Getting ULDs back into circulation after their often one-way deployment, has always been tricky: a situation that has worsened with the pandemic. Frank Hung, VP Sales and Marketing at Descartes, shares his views on the topic for CargoForwarder Global, in his opinion piece: “Two Technologies to Help Combat the ULD Shortage in Air Cargo.”
As the air freight industry continues to grapple with the acute global shortage of unit load devices (ULD), airlines are finding that it is taking much longer for these assets to be delivered back to warehouses after collection by the consignee. With leasing companies charging record rates for ULDs — both pallets and containers — and lead times for new assets of at least four to six months from manufacturers, technology can provide a path to help air cargo stakeholders ameliorate immediate concerns and enhance asset management over the long-term.
Why the shortage?
A number of major factors have contributed to the strain on global inventories of ULDs for the air cargo industry, particularly in the transpacific trade. The dramatic increase in ecommerce and the scale of supply chain disruption created by the pandemic, including transportation issues like driver shortages, capacity constraints, and significant backlogs in warehouse operations for airlines, cargo terminal operators/ground handing agents (CTO/GHA), and freight forwarders, have slowed down the processes for returning these assets to their owners. Some freight forwarders are even running out of warehouse space and keeping ULDs as supplementary storage.
The current level of disruption and delays are creating intense demand for these assets. Airlines are trying to overcome the challenge by leasing more units, offering incentives for faster turnarounds, and expediting repairs. Leasing companies are charging record-high rates but are themselves running out of inventory. Similarly, container and pallet manufacturers are running at maximum capacity, but they still cannot fulfill the current demand in short order. With the recent holiday season crunch, the rush in Asian factories to have shipments out before Chinese New Year on February 1st, and an unprecedented level of global disruption due to the Omicron variant, the need for ULDs shows little sign of diminishing and it remains extremely difficult to predict how long shortages will persist.
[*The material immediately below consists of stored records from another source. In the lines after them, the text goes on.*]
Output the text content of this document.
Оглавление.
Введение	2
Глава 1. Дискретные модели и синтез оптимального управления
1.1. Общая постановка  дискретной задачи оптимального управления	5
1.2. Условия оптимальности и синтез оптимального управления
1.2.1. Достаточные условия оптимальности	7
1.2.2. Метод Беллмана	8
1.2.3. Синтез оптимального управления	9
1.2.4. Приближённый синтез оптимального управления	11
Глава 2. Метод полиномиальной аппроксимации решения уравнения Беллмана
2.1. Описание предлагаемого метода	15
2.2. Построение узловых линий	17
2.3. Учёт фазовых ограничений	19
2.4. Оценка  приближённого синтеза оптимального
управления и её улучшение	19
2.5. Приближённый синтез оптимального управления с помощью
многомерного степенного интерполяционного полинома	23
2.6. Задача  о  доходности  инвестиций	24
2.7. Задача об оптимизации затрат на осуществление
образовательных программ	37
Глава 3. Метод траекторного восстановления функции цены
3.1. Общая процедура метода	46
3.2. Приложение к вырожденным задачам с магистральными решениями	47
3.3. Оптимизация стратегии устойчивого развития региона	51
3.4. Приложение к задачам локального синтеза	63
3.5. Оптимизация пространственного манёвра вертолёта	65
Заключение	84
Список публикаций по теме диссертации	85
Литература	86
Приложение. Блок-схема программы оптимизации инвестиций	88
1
The complexities of demurrage penalties
In the maritime industry, demurrage has been charged for many years to help ocean carriers recover their container assets, but air carriers have not often taken this step. As ULD owners struggle, however, with the widespread habit of third parties picking up, retaining, moving, and sharing assets without returning them, demurrage is emerging as an option.
From the forwarder’s point of view, it is all about convenience — it is more efficient to hold onto assets than to spend time and effort to return them. In some cases, it may require a few hours lining up at the airport for a return. It is also handy to have assets on hand for the next shipment, instead of needing to travel to the airport to pick up equipment. What is also in the mix is that there is currently no “real” pressure to return them. While some airlines have demurrage policies in place whereby third parties may incur penalties of US$30.00 – $50.00 per day (depending on the type of ULD) when assets are not returned on time, penalties are seldom levied. In one respect, airlines would, in effect, be penalizing their customers — a potentially detrimental move to the business relationship. Additionally, many airlines do not have the systems in place to monitor, manage, calculate, and collect demurrage fees — or the human resources required to administer demurrage workflows (e.g., issuing invoices).
Two technologies optimize asset use and return
Two technologies can help airlines maximize the use of the ULDs they do have and simplify return practices by changing the behavior of agents, so that they return assets on time: Bluetooth® Low Energy (BLE)-enabled ULD tracking, and demurrage automation. With BLE tracking, BLE readers capture the movement of ULDs that have BLE tags attached. Assets, and the shipments bundled inside them, can be tracked whether in the air or on the ground. In addition to location, other sensor-based, condition-related information can be monitored for shipments, such as precise temperature, movement, and humidity.
BLE tracking provides real-time visibility into the exact location of ULDs, whose custody they are in at a given time, and traces asset movements easily to clarify any discrepancies between stakeholders. While this technology tells you where your assets are, it does not know when demurrage is going to start and stop, or when assets are to be returned. By integrating demurrage capabilities with BLE tracking, however, companies have a single platform to automate the release and return of ULDs, capture the image of assets to record any damage, calculate demurrage fees, generate invoices, and reconcile billing, as well as send return and overdue alerts to forwarders or ground handlers. Technology also drives better forecasting and planning so that airlines can identify asset shortages before they occur and take proactive action as necessary, such as leasing or purchasing new assets.
Understanding exactly where ULDs are in real-time is instrumental in getting them back from third parties. Automating demurrage processes will help enforce asset turnaround and better asset utilization for all stakeholders.
Combining demurrage automation and BLE tracking technologies will provide the maximum commercial benefit associated with fulfilling air cargo shipments (i.e., protecting and earning revenue), as there will be no business loss due to the shortage of shipping assets. The solutions also help carriers reduce asset losses, better match capacity with asset inventory, and reduce the costs associated with misplaced equipment or the requirement to lease additional assets.